Kurosawa tisse donc un ensemble de personnages très variés ayants chacun leur propres thèmes et sentiments, le tout donnant aussitôt une impression de richesse assez inédite et grisante. Il y a ici une gestion des personnages tout particulièrement intéressante, l'on s'intéresse à une immense palette d'hommes et de femmes et pourtant jamais l'intrigue ne perdra en cohérence, jamais l'on ne regrettera de s'intéresser à un personnage plutôt qu'à un autre. Les temps d'apparition à l'écran ainsi que les éléments de psychologie pure sont distribués avec maestria. Kurosawa déplace ses pions avec une agilité et une fluidité remarquable, en prenant le soin de n'en sacrifier aucun, conservant ainsi toute la force et le potentiel qui sont à sa disposition. Mention spéciale à l'acteur Toshiro Mifune (un habité des films du maître nippon) qui est auteur d'une prestation pour le moins excellente dans ce rôle assez atypique.
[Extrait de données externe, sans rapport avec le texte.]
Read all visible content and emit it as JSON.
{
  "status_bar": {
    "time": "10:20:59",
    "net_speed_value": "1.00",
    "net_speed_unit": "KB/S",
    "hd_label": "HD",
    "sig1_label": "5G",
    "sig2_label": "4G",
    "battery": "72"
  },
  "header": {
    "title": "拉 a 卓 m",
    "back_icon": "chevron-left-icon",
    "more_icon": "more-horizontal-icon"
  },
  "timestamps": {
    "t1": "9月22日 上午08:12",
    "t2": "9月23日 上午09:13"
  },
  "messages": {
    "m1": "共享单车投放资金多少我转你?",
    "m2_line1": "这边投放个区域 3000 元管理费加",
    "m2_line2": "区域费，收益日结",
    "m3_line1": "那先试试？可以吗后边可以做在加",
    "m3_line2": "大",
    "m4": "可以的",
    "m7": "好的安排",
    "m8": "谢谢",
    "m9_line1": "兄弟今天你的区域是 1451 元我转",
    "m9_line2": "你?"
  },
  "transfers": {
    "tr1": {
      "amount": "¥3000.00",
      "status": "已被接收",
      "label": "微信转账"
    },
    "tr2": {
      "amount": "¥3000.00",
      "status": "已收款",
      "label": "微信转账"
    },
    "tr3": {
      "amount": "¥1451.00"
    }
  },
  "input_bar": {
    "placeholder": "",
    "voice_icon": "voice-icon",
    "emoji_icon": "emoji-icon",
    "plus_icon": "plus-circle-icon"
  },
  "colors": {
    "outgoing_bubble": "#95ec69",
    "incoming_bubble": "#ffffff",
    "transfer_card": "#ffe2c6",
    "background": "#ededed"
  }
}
Mais le réalisateur nippon ne s'arrête pas là. Il profite de la diversité de la triade en présence pour désormais entrelacer les classes sociales et les enjeux qui leurs sont propres. D'ailleurs l'on remarquera que le compositeur Fumio Hayasaka –auteur par ailleurs de très bonnes compositions- a composé un thème pour chacune des classes sociales. Ce nouvel aspect aux élans historiques apporte dès lors une dimension supplémentaire à une œuvre qui n'en manquait aucunement. Mais ce qui est probablement le plus impressionnant ici se révèle être la gestion du rythme minutieuse au possible. L'on pourrait par exemple parler de la cohabitation entre les scènes de batailles, épiques et menées d'un rythme assez soutenu, et les scènes d'amour, beaucoup plus lentes et contemplatives (Kurosawa laisse ici une place importante à la nature). Kurosawa alterne les plans de batailles avec des plans beaucoup plus posés ayant pour intérêt d'accroitre la puissance de l'œuvre en mettant en exergue les personnages et l'attente du combat. Tout se déroule dans une fluidité assez folle et pour le moins bluffante. «Les sept samouraïs » c'est près de trois heures et demi de fresque épique qui n'en paraissent que la moitié. L'art du rythme s'accompagne d'une virtuosité des descriptions tant dans le réel que l'humain.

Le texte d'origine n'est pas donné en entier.